Deep learning approach for identification of HII regions during reionization in 21-cm observations -- III. image recovery

Abstract

The low-frequency component of the upcoming Square Kilometre Array Observatory (SKA-Low) will be sensitive enough to construct 3D tomographic images of the 21-cm signal distribution during reionisation. However, foreground contamination poses challenges for detecting this signal, and image recovery will heavily rely on effective mitigation methods. We introduce SERENEt, a deep-learning framework designed to recover the 21-cm signal from SKA-Low's foreground-contaminated observations, enabling the detection of ionised (HII) and neutral (HI) regions during reionisation. SERENEt can recover the signal distribution with an average accuracy of 75 per cent at the early stages (xHI0.9) and up to 90 per cent at the late stages of reionisation (xHI0.1). Conversely, HI region detection starts at 92 per cent accuracy, decreasing to 73 per cent as reionisation progresses. Beyond improving image recovery, SERENEt provides cylindrical power spectra with an average accuracy exceeding 93 per cent throughout the reionisation period.
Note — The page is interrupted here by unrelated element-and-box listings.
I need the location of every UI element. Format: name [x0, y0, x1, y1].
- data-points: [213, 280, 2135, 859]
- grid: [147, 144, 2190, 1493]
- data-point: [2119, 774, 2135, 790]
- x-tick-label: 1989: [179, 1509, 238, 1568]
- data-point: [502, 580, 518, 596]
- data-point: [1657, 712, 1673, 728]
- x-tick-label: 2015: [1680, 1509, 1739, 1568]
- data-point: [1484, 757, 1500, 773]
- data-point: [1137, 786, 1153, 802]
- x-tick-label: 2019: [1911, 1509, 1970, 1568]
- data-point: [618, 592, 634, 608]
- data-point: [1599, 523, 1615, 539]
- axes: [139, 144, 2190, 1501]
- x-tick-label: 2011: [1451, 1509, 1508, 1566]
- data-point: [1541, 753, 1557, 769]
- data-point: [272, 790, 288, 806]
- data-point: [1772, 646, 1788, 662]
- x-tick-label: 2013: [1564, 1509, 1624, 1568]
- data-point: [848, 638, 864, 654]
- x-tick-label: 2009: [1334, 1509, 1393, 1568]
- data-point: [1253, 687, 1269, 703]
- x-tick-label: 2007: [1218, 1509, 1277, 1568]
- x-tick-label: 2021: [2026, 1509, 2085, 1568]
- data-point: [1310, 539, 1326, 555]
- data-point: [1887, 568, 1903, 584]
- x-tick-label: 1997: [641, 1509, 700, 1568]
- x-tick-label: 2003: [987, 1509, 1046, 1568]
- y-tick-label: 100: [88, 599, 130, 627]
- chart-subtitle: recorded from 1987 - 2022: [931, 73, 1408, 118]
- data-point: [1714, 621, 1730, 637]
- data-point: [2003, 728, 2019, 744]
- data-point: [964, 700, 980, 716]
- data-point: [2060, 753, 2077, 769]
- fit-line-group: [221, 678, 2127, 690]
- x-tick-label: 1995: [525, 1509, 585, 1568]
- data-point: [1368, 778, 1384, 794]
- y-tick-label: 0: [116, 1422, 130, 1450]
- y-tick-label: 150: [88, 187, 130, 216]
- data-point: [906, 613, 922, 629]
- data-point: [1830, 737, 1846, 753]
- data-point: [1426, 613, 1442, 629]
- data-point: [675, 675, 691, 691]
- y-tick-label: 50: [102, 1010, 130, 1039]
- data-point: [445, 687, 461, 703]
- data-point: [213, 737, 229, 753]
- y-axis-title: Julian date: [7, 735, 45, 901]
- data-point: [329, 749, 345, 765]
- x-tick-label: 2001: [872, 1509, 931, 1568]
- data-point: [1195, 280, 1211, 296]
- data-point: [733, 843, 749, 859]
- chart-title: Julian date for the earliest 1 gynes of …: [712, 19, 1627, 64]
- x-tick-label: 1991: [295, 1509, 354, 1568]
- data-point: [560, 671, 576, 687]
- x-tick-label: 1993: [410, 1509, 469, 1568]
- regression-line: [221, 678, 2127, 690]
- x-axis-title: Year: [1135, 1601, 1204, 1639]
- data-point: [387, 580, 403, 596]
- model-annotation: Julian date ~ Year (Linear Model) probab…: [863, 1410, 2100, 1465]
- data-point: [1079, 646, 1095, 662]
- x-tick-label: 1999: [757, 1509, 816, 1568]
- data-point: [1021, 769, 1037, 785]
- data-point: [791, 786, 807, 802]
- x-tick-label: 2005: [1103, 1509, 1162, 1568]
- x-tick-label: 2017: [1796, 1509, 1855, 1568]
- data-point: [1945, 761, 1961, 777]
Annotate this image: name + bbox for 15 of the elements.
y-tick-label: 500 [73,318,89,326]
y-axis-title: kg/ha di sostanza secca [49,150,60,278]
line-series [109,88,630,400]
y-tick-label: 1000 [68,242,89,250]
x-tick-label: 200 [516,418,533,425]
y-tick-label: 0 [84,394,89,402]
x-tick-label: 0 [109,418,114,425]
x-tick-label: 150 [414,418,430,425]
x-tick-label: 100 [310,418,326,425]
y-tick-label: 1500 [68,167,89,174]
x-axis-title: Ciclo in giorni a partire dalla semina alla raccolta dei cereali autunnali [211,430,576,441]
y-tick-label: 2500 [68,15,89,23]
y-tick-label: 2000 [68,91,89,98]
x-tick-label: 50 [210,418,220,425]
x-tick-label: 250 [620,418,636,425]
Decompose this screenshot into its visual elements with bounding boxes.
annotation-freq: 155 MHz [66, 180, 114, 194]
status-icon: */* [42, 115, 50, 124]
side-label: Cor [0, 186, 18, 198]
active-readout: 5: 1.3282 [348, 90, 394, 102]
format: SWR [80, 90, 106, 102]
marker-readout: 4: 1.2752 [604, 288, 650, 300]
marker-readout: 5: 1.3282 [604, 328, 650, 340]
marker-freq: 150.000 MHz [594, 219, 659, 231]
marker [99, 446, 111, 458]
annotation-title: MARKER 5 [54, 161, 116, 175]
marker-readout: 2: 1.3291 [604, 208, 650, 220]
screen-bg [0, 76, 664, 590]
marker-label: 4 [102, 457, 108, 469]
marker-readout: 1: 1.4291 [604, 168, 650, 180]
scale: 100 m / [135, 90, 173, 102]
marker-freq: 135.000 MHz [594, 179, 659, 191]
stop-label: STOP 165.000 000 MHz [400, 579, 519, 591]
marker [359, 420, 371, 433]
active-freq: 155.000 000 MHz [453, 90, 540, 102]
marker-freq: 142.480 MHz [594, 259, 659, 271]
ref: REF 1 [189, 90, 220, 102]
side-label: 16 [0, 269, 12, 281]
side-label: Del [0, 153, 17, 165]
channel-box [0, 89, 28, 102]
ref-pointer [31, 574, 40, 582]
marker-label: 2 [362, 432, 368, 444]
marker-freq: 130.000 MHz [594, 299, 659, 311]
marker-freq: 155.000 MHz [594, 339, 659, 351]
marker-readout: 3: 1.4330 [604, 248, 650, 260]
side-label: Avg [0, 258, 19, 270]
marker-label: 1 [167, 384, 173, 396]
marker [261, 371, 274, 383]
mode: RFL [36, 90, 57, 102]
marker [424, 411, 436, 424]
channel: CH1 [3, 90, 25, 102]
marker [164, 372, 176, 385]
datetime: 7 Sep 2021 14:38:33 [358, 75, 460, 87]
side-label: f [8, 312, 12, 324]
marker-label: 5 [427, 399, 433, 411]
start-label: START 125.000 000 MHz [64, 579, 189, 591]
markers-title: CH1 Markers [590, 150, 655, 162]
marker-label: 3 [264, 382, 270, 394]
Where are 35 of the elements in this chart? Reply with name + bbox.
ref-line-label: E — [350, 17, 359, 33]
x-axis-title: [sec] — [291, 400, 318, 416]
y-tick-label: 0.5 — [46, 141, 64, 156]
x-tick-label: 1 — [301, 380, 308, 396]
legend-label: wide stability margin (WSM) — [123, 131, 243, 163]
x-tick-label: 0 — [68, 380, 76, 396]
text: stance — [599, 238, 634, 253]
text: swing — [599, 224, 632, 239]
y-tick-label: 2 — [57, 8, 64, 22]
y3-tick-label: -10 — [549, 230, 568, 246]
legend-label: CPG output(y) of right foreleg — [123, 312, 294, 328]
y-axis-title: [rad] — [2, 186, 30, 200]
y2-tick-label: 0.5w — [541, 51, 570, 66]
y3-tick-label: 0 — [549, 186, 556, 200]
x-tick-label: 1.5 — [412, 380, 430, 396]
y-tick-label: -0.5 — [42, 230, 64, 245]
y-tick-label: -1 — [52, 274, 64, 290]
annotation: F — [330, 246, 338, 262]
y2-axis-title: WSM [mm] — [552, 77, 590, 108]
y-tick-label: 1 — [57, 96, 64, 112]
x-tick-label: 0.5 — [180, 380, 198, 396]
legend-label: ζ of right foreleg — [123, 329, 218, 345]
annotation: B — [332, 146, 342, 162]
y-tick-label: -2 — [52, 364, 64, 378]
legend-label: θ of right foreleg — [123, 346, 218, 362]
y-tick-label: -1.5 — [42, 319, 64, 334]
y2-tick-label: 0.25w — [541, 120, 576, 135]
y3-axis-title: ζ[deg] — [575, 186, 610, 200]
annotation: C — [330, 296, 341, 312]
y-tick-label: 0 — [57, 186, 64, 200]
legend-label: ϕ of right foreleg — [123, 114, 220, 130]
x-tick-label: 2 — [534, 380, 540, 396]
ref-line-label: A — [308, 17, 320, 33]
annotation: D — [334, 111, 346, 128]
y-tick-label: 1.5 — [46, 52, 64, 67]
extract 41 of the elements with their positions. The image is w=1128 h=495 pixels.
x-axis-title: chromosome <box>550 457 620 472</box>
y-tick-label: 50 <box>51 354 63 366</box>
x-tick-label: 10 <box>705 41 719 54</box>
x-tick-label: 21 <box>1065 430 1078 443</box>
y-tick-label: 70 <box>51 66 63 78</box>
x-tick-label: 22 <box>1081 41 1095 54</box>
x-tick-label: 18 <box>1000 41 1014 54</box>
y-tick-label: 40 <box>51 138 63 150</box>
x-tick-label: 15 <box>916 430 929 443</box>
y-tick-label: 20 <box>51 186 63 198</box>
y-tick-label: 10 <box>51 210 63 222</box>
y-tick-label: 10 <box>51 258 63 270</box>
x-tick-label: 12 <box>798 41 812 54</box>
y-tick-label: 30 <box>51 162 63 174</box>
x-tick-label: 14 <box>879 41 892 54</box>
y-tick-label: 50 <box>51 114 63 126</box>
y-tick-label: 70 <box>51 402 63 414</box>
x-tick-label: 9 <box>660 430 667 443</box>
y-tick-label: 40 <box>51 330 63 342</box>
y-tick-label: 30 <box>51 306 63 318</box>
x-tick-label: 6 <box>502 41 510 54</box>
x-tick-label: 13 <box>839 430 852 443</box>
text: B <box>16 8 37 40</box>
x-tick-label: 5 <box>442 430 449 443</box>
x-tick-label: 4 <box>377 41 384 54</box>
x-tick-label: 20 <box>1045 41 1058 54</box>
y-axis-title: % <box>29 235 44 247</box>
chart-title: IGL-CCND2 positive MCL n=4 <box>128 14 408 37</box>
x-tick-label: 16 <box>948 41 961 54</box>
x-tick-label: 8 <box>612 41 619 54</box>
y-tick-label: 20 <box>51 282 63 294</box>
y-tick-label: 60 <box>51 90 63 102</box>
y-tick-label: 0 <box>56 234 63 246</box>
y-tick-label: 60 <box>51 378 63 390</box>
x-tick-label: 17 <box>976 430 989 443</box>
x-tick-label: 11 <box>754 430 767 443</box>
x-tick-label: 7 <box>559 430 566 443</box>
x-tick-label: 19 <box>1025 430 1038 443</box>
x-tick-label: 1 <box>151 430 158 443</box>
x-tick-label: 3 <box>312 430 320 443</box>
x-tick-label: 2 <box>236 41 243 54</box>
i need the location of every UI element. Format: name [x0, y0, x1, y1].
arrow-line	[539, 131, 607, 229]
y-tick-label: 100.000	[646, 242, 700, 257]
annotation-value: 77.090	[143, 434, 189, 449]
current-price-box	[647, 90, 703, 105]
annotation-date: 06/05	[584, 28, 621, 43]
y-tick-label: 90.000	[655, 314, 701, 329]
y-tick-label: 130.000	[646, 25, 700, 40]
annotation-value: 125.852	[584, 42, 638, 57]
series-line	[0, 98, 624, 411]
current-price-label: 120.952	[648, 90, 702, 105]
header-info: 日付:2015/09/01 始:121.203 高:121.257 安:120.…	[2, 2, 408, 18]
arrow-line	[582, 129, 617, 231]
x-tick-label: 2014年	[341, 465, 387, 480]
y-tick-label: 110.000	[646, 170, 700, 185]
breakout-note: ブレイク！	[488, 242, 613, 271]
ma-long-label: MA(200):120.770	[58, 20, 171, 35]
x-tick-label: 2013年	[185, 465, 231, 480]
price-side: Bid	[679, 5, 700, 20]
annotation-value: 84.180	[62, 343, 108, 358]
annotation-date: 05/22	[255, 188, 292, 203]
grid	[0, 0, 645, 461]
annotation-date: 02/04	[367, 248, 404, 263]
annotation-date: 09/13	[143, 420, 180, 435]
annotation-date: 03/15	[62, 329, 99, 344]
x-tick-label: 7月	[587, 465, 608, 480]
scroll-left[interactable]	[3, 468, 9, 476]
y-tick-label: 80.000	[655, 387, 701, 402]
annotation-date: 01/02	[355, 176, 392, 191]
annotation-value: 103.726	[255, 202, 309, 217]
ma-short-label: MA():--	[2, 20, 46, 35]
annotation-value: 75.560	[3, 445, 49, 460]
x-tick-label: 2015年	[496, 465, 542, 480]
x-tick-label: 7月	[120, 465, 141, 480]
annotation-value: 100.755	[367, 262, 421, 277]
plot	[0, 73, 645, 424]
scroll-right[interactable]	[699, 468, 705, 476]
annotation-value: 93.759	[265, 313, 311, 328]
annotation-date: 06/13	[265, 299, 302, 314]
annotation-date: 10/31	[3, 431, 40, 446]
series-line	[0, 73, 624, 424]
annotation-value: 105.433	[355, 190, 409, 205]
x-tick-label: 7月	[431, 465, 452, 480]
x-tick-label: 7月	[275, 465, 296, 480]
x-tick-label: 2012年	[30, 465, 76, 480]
We tested SERENEt on a 10-degree field-of-view simulation, consistently achieving better and more stable results when prior maps were provided. Notably, including prior information about HII region locations improved 21-cm signal recovery by approximately 10 per cent. This capability was demonstrated by supplying SERENEt with ionising source distribution measurements, showing that high-redshift galaxy surveys of similar observation fields can optimise foreground mitigation and enhance 21-cm image construction.